August 10, 2011

Anthropology (And Why I Dislike It)

Last year, I had the audacity to take Anthropolgy.  I didn't know what it was, nor did I actually check if it satisfied a required class I needed to take (thankfully, it did).  All I knew is that I needed three more credit hours and this fit my schedule.



So, what exactly is Anthropology?  Honestly, even after I took the class, I didn't really understand what it was supposed to be about.  It's the study of humans, I know that.  But what the hell does that mean?  For an entire semester, I felt like I was stuck in a class with an identity crisis:  is this class about archaeology?  Or, maybe it's about sociology?  Or maybe a bit of psychology?  Wait, why are we talking about biology?  I figured that anthropology is like the platypus of the -ologies: it's a hodgepodge of useful classes, shoved together to try to tackle non-issues.

Anthropology.
By now, I'm sure I've pissed someone out there who actually likes anthropology, so I guess I'll admit it was a pretty easy class.  Since it was a mix of subjects, it hardly actually delved into any of these subject in-depth (much like how the platypus rarely goes into deep waters).  And the reading was fairly easy, since it was just a bunch of random case studies trying to illustrate how different cultures were different (much like how the platypus... okay, I can't think of any metaphor here).

There's a joke here some where, though.
Okay, so a branch of anthropology is archaeology, which I will admit is pretty important.

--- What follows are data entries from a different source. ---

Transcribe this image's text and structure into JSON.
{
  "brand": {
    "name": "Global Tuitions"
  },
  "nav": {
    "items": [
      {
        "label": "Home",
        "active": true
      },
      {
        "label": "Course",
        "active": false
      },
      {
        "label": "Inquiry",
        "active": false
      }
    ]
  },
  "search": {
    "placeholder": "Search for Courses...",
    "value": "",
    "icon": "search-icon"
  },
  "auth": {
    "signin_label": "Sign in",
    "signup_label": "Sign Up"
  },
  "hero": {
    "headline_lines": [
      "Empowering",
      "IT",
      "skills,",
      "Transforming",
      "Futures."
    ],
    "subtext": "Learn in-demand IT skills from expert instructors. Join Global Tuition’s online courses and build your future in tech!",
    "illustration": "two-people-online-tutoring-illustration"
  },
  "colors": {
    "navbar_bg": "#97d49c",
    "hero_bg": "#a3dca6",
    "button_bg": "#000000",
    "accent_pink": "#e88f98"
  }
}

But why even have biological anthropology and linguistic anthropology be sub fields? You know who could do biological anthropology?  Biologists.  Guess who can do linguistic anthropology?

This guy apparently.

Seriously, anthropology should just become archaeology and leave the rest to the professionals.


1 comments:

Unknown said...

Biologists of what? Anthropology links human history with the biological changes. That's where it fills its niche.